Benefits. Nancy Koppelman enjoys watching her children interact with her mother. "The whole situation has forced us all to slow life down," she says. "It is really good for old people to have younger people take care of them who love them, and it is really good for young people to have to stretch themselves out of their own immediate needs. This forced them to think about someone else's needs as well."
Yet caregiving can put a lot of stress on family members, says psychologist Newman. "If healthcare needs are fairly extensive, you want to make sure you have someone to cover for you so that you can get out and are not on call 24/7," she says. The Koppelman family has had to adjust its schedule so that someone is always at home with the elder Koppelman when a paid caregiver isn't available.
Carolyn Nutt recruited her two sisters and brother to stay with her mother so she could go on vacation. "The hardest thing for me is trying to carve out some time for me just to get away," she says. "We just don't feel comfortable trusting a stranger in the house to take care of all Mom's needs."
Cramped living spaces can also lead to problems. A relationship with an overcritical or "guilt tripping" parent may be tolerable if you are living apart, but "it can become much more exasperating" in closer quarters, Coleman says. Even in the best situations, adults need their own space. Allegra Hinkle has her own bedroom and bathroom in her shared three-bedroom house, with private front and back entrances. "I think it's really important that you still have your own space that is just yours," she says. "When my door is closed, they knock on the door."
The rules.
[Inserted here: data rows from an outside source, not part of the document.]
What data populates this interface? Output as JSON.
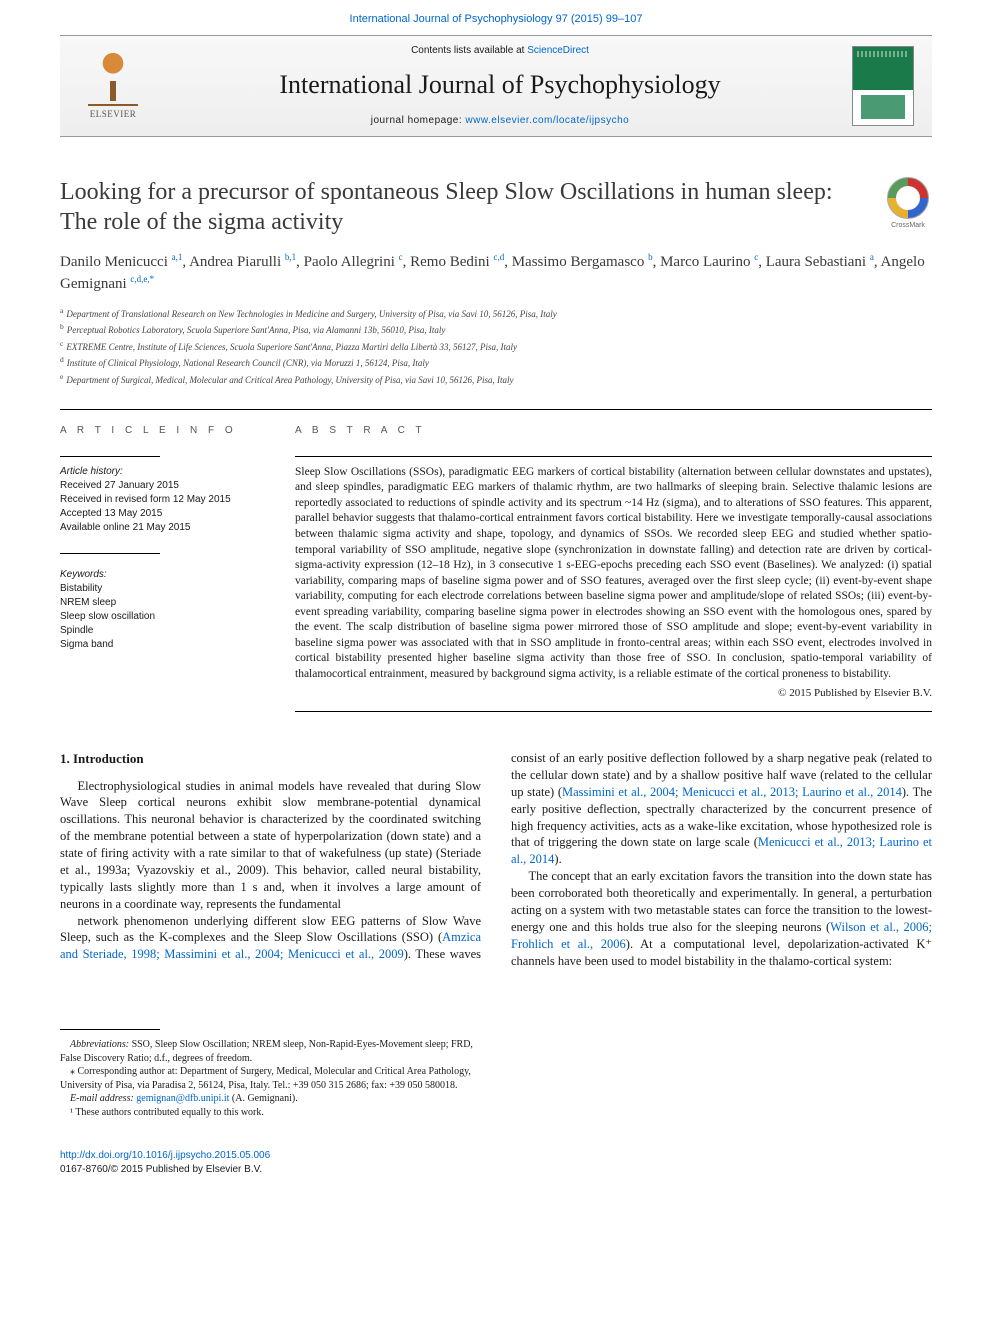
{
  "top_citation": "International Journal of Psychophysiology 97 (2015) 99–107",
  "header": {
    "contents_prefix": "Contents lists available at ",
    "contents_link": "ScienceDirect",
    "journal": "International Journal of Psychophysiology",
    "homepage_prefix": "journal homepage: ",
    "homepage_url": "www.elsevier.com/locate/ijpsycho",
    "publisher": "ELSEVIER"
  },
  "crossmark_label": "CrossMark",
  "title": "Looking for a precursor of spontaneous Sleep Slow Oscillations in human sleep: The role of the sigma activity",
  "authors_html": "Danilo Menicucci <sup>a,1</sup>, Andrea Piarulli <sup>b,1</sup>, Paolo Allegrini <sup>c</sup>, Remo Bedini <sup>c,d</sup>, Massimo Bergamasco <sup>b</sup>, Marco Laurino <sup>c</sup>, Laura Sebastiani <sup>a</sup>, Angelo Gemignani <sup>c,d,e,*</sup>",
  "affiliations": [
    {
      "s": "a",
      "t": "Department of Translational Research on New Technologies in Medicine and Surgery, University of Pisa, via Savi 10, 56126, Pisa, Italy"
    },
    {
      "s": "b",
      "t": "Perceptual Robotics Laboratory, Scuola Superiore Sant'Anna, Pisa, via Alamanni 13b, 56010, Pisa, Italy"
    },
    {
      "s": "c",
      "t": "EXTREME Centre, Institute of Life Sciences, Scuola Superiore Sant'Anna, Piazza Martiri della Libertà 33, 56127, Pisa, Italy"
    },
    {
      "s": "d",
      "t": "Institute of Clinical Physiology, National Research Council (CNR), via Moruzzi 1, 56124, Pisa, Italy"
    },
    {
      "s": "e",
      "t": "Department of Surgical, Medical, Molecular and Critical Area Pathology, University of Pisa, via Savi 10, 56126, Pisa, Italy"
    }
  ],
  "article_info": {
    "heading": "A R T I C L E   I N F O",
    "history_label": "Article history:",
    "history": [
      "Received 27 January 2015",
      "Received in revised form 12 May 2015",
      "Accepted 13 May 2015",
      "Available online 21 May 2015"
    ],
    "keywords_label": "Keywords:",
    "keywords": [
      "Bistability",
      "NREM sleep",
      "Sleep slow oscillation",
      "Spindle",
      "Sigma band"
    ]
  },
  "abstract": {
    "heading": "A B S T R A C T",
    "text": "Sleep Slow Oscillations (SSOs), paradigmatic EEG markers of cortical bistability (alternation between cellular downstates and upstates), and sleep spindles, paradigmatic EEG markers of thalamic rhythm, are two hallmarks of sleeping brain. Selective thalamic lesions are reportedly associated to reductions of spindle activity and its spectrum ~14 Hz (sigma), and to alterations of SSO features. This apparent, parallel behavior suggests that thalamo-cortical entrainment favors cortical bistability. Here we investigate temporally-causal associations between thalamic sigma activity and shape, topology, and dynamics of SSOs. We recorded sleep EEG and studied whether spatio-temporal variability of SSO amplitude, negative slope (synchronization in downstate falling) and detection rate are driven by cortical-sigma-activity expression (12–18 Hz), in 3 consecutive 1 s-EEG-epochs preceding each SSO event (Baselines). We analyzed: (i) spatial variability, comparing maps of baseline sigma power and of SSO features, averaged over the first sleep cycle; (ii) event-by-event shape variability, computing for each electrode correlations between baseline sigma power and amplitude/slope of related SSOs; (iii) event-by-event spreading variability, comparing baseline sigma power in electrodes showing an SSO event with the homologous ones, spared by the event. The scalp distribution of baseline sigma power mirrored those of SSO amplitude and slope; event-by-event variability in baseline sigma power was associated with that in SSO amplitude in fronto-central areas; within each SSO event, electrodes involved in cortical bistability presented higher baseline sigma activity than those free of SSO. In conclusion, spatio-temporal variability of thalamocortical entrainment, measured by background sigma activity, is a reliable estimate of the cortical proneness to bistability.",
    "copyright": "© 2015 Published by Elsevier B.V."
  },
  "intro": {
    "heading": "1. Introduction",
    "p1": "Electrophysiological studies in animal models have revealed that during Slow Wave Sleep cortical neurons exhibit slow membrane-potential dynamical oscillations. This neuronal behavior is characterized by the coordinated switching of the membrane potential between a state of hyperpolarization (down state) and a state of firing activity with a rate similar to that of wakefulness (up state) (Steriade et al., 1993a; Vyazovskiy et al., 2009). This behavior, called neural bistability, typically lasts slightly more than 1 s and, when it involves a large amount of neurons in a coordinate way, represents the fundamental",
    "p2a": "network phenomenon underlying different slow EEG patterns of Slow Wave Sleep, such as the K-complexes and the Sleep Slow Oscillations (SSO) (",
    "p2link1": "Amzica and Steriade, 1998; Massimini et al., 2004; Menicucci et al., 2009",
    "p2b": "). These waves consist of an early positive deflection followed by a sharp negative peak (related to the cellular down state) and by a shallow positive half wave (related to the cellular up state) (",
    "p2link2": "Massimini et al., 2004; Menicucci et al., 2013; Laurino et al., 2014",
    "p2c": "). The early positive deflection, spectrally characterized by the concurrent presence of high frequency activities, acts as a wake-like excitation, whose hypothesized role is that of triggering the down state on large scale (",
    "p2link3": "Menicucci et al., 2013; Laurino et al., 2014",
    "p2d": ").",
    "p3a": "The concept that an early excitation favors the transition into the down state has been corroborated both theoretically and experimentally. In general, a perturbation acting on a system with two metastable states can force the transition to the lowest-energy one and this holds true also for the sleeping neurons (",
    "p3link1": "Wilson et al., 2006; Frohlich et al., 2006",
    "p3b": "). At a computational level, depolarization-activated K⁺ channels have been used to model bistability in the thalamo-cortical system:"
  },
  "footnotes": {
    "abbrev_label": "Abbreviations:",
    "abbrev": " SSO, Sleep Slow Oscillation; NREM sleep, Non-Rapid-Eyes-Movement sleep; FRD, False Discovery Ratio; d.f., degrees of freedom.",
    "corr": "⁎ Corresponding author at: Department of Surgery, Medical, Molecular and Critical Area Pathology, University of Pisa, via Paradisa 2, 56124, Pisa, Italy. Tel.: +39 050 315 2686; fax: +39 050 580018.",
    "email_label": "E-mail address: ",
    "email": "gemignan@dfb.unipi.it",
    "email_suffix": " (A. Gemignani).",
    "equal": "¹ These authors contributed equally to this work."
  },
  "bottom": {
    "doi": "http://dx.doi.org/10.1016/j.ijpsycho.2015.05.006",
    "issn_line": "0167-8760/© 2015 Published by Elsevier B.V."
  },
  "colors": {
    "link": "#0066cc",
    "text": "#1a1a1a",
    "rule": "#000000",
    "background": "#ffffff"
  }
}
In a multigenerational household, it can often be difficult to know who is in charge. "You've got the traditional power structure of the parent having authority and the child saying, 'This is my house and what I say goes,'" Coleman says. Discussing house rules before a parent moves in can ease tensions. Figure out who will do the food shopping, cooking, laundry, other household chores, and child care—and how expenses will be shared. Hinkle typically cooks separately from the rest of her family; she has her own cupboard and shelves in the refrigerator. "Once in a while, we have dinner together or invite my daughter over and Courtney's son [from a previous marriage]," Hinkle says.
Each generation should also maintain its own social life. "If your parents don't have a social network, help them create their own so that they are not totally dependent on you for all interaction," Newman says. Places to find peers with similar interests include religious associations, community centers, and volunteer organizations.
Before a relative moves in, it might also be a good idea to decide what subjects will be taboo, perhaps politics or dating. "The parents start to make judgments about the lifestyle of their kids and tell the kids how to behave, and the kids start getting judgmental about whether the parents can date or not," Coontz says. Her advice: Each generation needs its own space and should respect the other's decisions.